The euphoria Germans felt in the first days of unification was short-lived: in reality the process turned out to be extremely difficult, painful and expensive. With the unification of Germany, the pressure on the German welfare state sharply increased. As a result of the privatization of state-owned enterprises in East Germany 40% of jobs were lost. The financial burden of such large-scale unemployment, the cost of privatization and modernization of infrastructure and the extension of the basic social security system to the east of the country proved to be heavy: the annual cost of reunification amounted to 4-6% of the GDP of the former Federal Republic of Germany [4].
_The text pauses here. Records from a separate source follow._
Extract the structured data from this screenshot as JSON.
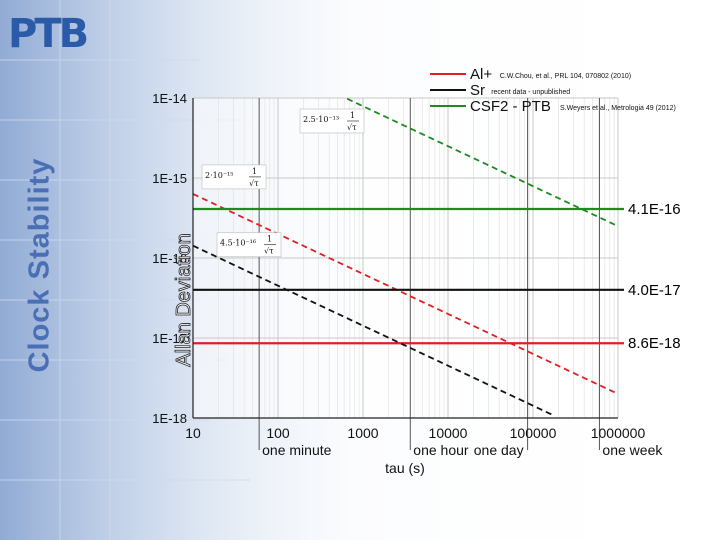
{
  "header": {
    "logo": "PTB",
    "side_title": "Clock Stability"
  },
  "chart_data": {
    "type": "line",
    "x_scale": "log",
    "y_scale": "log",
    "xlim": [
      10,
      1000000
    ],
    "ylim": [
      1e-18,
      1e-14
    ],
    "x_ticks": [
      10,
      100,
      1000,
      10000,
      100000,
      1000000
    ],
    "x_tick_labels": [
      "10",
      "100",
      "1000",
      "10000",
      "100000",
      "1000000"
    ],
    "y_ticks": [
      1e-14,
      1e-15,
      1e-16,
      1e-17,
      1e-18
    ],
    "y_tick_labels": [
      "1E-14",
      "1E-15",
      "1E-16",
      "1E-17",
      "1E-18"
    ],
    "xlabel": "tau (s)",
    "ylabel": "Allan Deviation",
    "x_markers": [
      {
        "x": 60,
        "label": "one minute"
      },
      {
        "x": 3600,
        "label": "one hour"
      },
      {
        "x": 86400,
        "label": "one day"
      },
      {
        "x": 604800,
        "label": "one week"
      }
    ],
    "grid": true,
    "legend_position": "top-right",
    "series": [
      {
        "name": "Al+",
        "note": "C.W.Chou, et al., PRL 104, 070802 (2010)",
        "color": "#e02020",
        "coef": 2e-15,
        "floor": 8.6e-18,
        "floor_label": "8.6E-18",
        "annotation": "2·10⁻¹⁵"
      },
      {
        "name": "Sr",
        "note": "recent data - unpublished",
        "color": "#111111",
        "coef": 4.5e-16,
        "floor": 4e-17,
        "floor_label": "4.0E-17",
        "annotation": "4.5·10⁻¹⁶"
      },
      {
        "name": "CSF2 - PTB",
        "note": "S.Weyers et al., Metrologia 49 (2012)",
        "color": "#1f8a1f",
        "coef": 2.5e-13,
        "floor": 4.1e-16,
        "floor_label": "4.1E-16",
        "annotation": "2.5·10⁻¹³"
      }
    ]
  },
  "colors": {
    "logo": "#2b5aa8",
    "side_title": "#4a6fb5"
  }
}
During the four years (1990-1994) the Kohl’s government was unable to cope with the unification, though Christian Democrats retained power after the 1994 elections: the credibility of the government had not yet been exhausted. However, the results of the elections in 1998 brought to power the so-called “red-green” coalition (SPD and the “Alliance 90/The Greens”), with Social Democrat Gerhard Schroeder elected Chancellor. It can be argued that mistakes made in the process of reunification were the most significant causes of the defeat of the CDU / CSU coalition in the elections to the Bundestag.
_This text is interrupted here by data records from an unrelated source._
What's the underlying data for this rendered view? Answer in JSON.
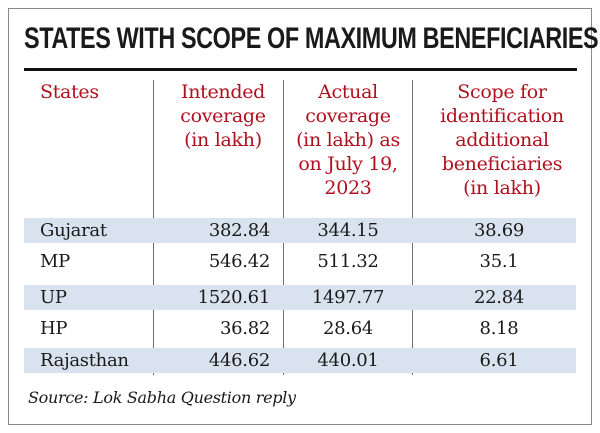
{
  "title": "STATES WITH SCOPE OF MAXIMUM BENEFICIARIES",
  "colors": {
    "header_text": "#b0101e",
    "row_shade": "#d8e3ef",
    "rule": "#111111"
  },
  "chart_data": {
    "type": "table",
    "title": "STATES WITH SCOPE OF MAXIMUM BENEFICIARIES",
    "columns": [
      {
        "lines": [
          "States"
        ]
      },
      {
        "lines": [
          "Intended",
          "coverage",
          "(in lakh)"
        ]
      },
      {
        "lines": [
          "Actual",
          "coverage",
          "(in lakh) as",
          "on July 19,",
          "2023"
        ]
      },
      {
        "lines": [
          "Scope for",
          "identification",
          "additional",
          "beneficiaries",
          "(in lakh)"
        ]
      }
    ],
    "rows": [
      {
        "state": "Gujarat",
        "intended": "382.84",
        "actual": "344.15",
        "scope": "38.69"
      },
      {
        "state": "MP",
        "intended": "546.42",
        "actual": "511.32",
        "scope": "35.1"
      },
      {
        "state": "UP",
        "intended": "1520.61",
        "actual": "1497.77",
        "scope": "22.84"
      },
      {
        "state": "HP",
        "intended": "36.82",
        "actual": "28.64",
        "scope": "8.18"
      },
      {
        "state": "Rajasthan",
        "intended": "446.62",
        "actual": "440.01",
        "scope": "6.61"
      }
    ]
  },
  "source": "Source: Lok Sabha Question reply"
}
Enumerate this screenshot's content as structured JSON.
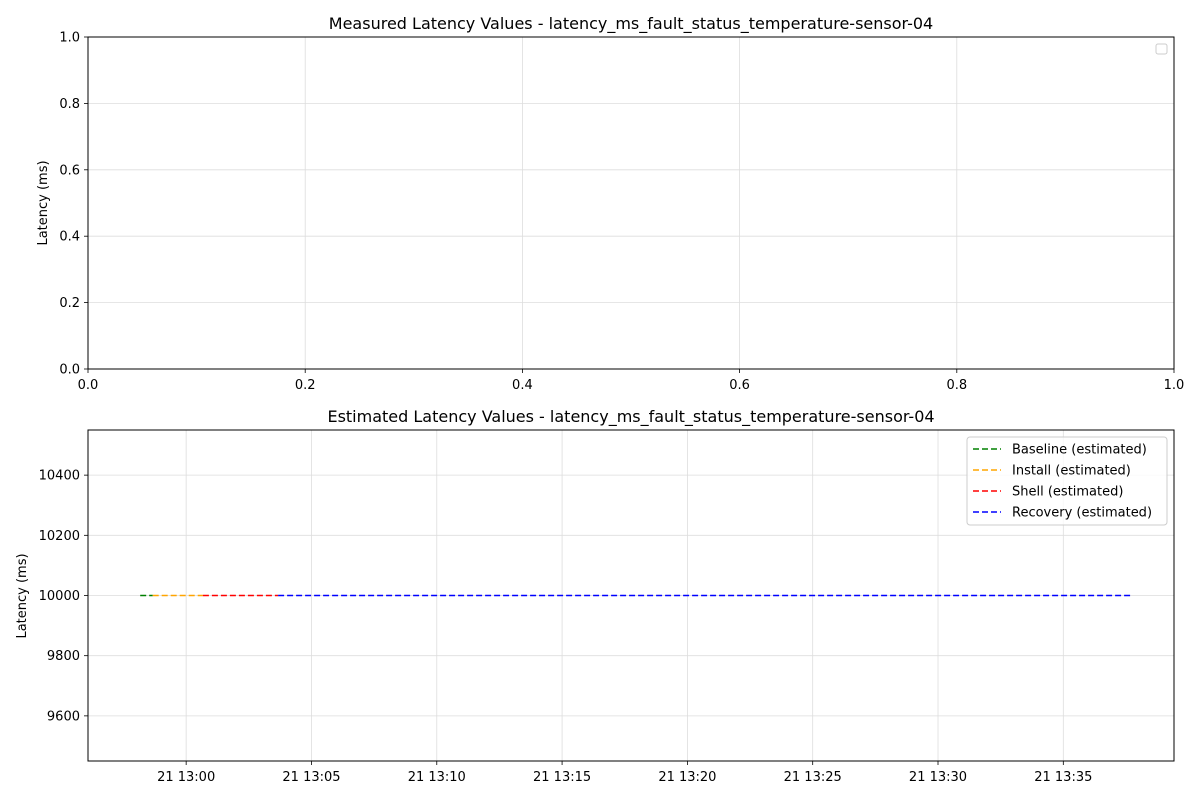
{
  "chart_data": [
    {
      "type": "line",
      "title": "Measured Latency Values - latency_ms_fault_status_temperature-sensor-04",
      "xlabel": "",
      "ylabel": "Latency (ms)",
      "xlim": [
        0.0,
        1.0
      ],
      "ylim": [
        0.0,
        1.0
      ],
      "xticks": [
        "0.0",
        "0.2",
        "0.4",
        "0.6",
        "0.8",
        "1.0"
      ],
      "yticks": [
        "0.0",
        "0.2",
        "0.4",
        "0.6",
        "0.8",
        "1.0"
      ],
      "grid": true,
      "legend": "top-right (empty)",
      "series": []
    },
    {
      "type": "line",
      "title": "Estimated Latency Values - latency_ms_fault_status_temperature-sensor-04",
      "xlabel": "",
      "ylabel": "Latency (ms)",
      "xlim": [
        "21 12:56:05",
        "21 13:39:25"
      ],
      "ylim": [
        9450,
        10550
      ],
      "xticks": [
        "21 13:00",
        "21 13:05",
        "21 13:10",
        "21 13:15",
        "21 13:20",
        "21 13:25",
        "21 13:30",
        "21 13:35"
      ],
      "yticks": [
        "9600",
        "9800",
        "10000",
        "10200",
        "10400"
      ],
      "grid": true,
      "legend": "top-right",
      "series": [
        {
          "name": "Baseline (estimated)",
          "color": "#008000",
          "style": "dashed",
          "x": [
            "21 12:58:10",
            "21 12:58:40"
          ],
          "values": [
            10000,
            10000
          ]
        },
        {
          "name": "Install (estimated)",
          "color": "#ffa500",
          "style": "dashed",
          "x": [
            "21 12:58:40",
            "21 13:00:40"
          ],
          "values": [
            10000,
            10000
          ]
        },
        {
          "name": "Shell (estimated)",
          "color": "#ff0000",
          "style": "dashed",
          "x": [
            "21 13:00:40",
            "21 13:03:40"
          ],
          "values": [
            10000,
            10000
          ]
        },
        {
          "name": "Recovery (estimated)",
          "color": "#0000ff",
          "style": "dashed",
          "x": [
            "21 13:03:40",
            "21 13:37:40"
          ],
          "values": [
            10000,
            10000
          ]
        }
      ]
    }
  ]
}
One of the most complex problems that in principle could not be resolved in the short term was the problem of creating an all-German identity. The Berlin Wall had been triumphantly destroyed, but the "wall in the heads" was still there, perhaps becoming even stronger; “fusion” of ossis and vessis (eastern and western Germans) into a single political and cultural community had not yet taken place; and the value systems of the West and East Germans were converging slowly and painfully. In particular, it was the unresolved economic and cultural problems of reunification that might have lain at the root of the emergence and growing popularity of the Left Party in Germany -- the successor to the Party of Democratic Socialism which initially represented the interests of the citizens of the east of the country. One example was restructuring -- the alignment of economic development levels of old and new federal lands -- which proved to be an extremely onerous task. All new lands (including the former East Berlin) were among the original recipients of financial tranches through the mechanisms of financial equalization. And since not much has changed in this area over the last twenty years, the irritation of the “old” Federal donor lands with the “new” dependent lands is only growing stronger.
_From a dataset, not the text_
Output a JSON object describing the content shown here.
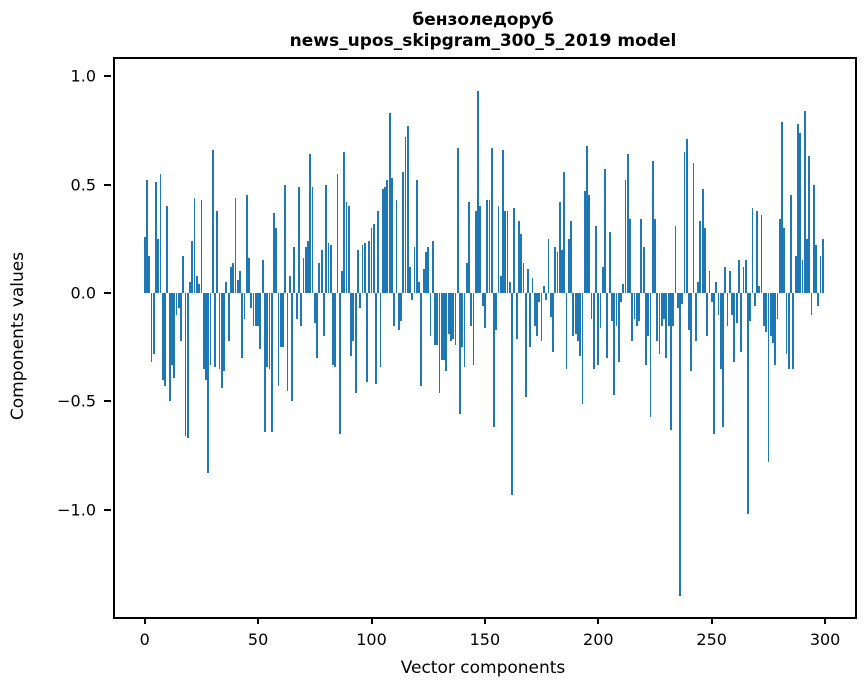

What is the situation today?
In fact, today the term “East Germany” in the official rhetoric of the German state does not exist: five full-fledged federal lands have been created on these territories. However, major problems of the reunification have not yet been fully resolved. The officially eliminated border between the two countries has become a sort of “a fold on the ground,” while its official abolition does not mean that it has been removed from the consciousness of the Germans.
Nevertheless, the reunification of the two Germanys cannot be called a failure or a politically unsound project. Widely spread disappointment can largely be attributed to initially erroneous, inflated expectations that the project would be realized at one go, on the wave of general enthusiasm. It was not to be. What is needed for the two states to merge it is not only a very thoroughly thought-over policy which would prevent the radicalization of moods but a natural change of generations, when the existence of the GDR will cease to be a living memory in the minds of most of the population, but will just become a fact of history.
1. See: Alexandr fon Plato. Obedinenie Germanii - borba za Evropu. M. ROSSPEN, 2007.
2. Presse-und Informationsamt der Bundesregierung.Informationen aus Bonn. November /Dezember, 1989.
3. Clark A. Diaries. L.1994.
4. Swank D. Global Capital, Political Institutions, and Policy Change in Developed Welfare States. Cambridge: Cambridge University Press, 2004. p.173.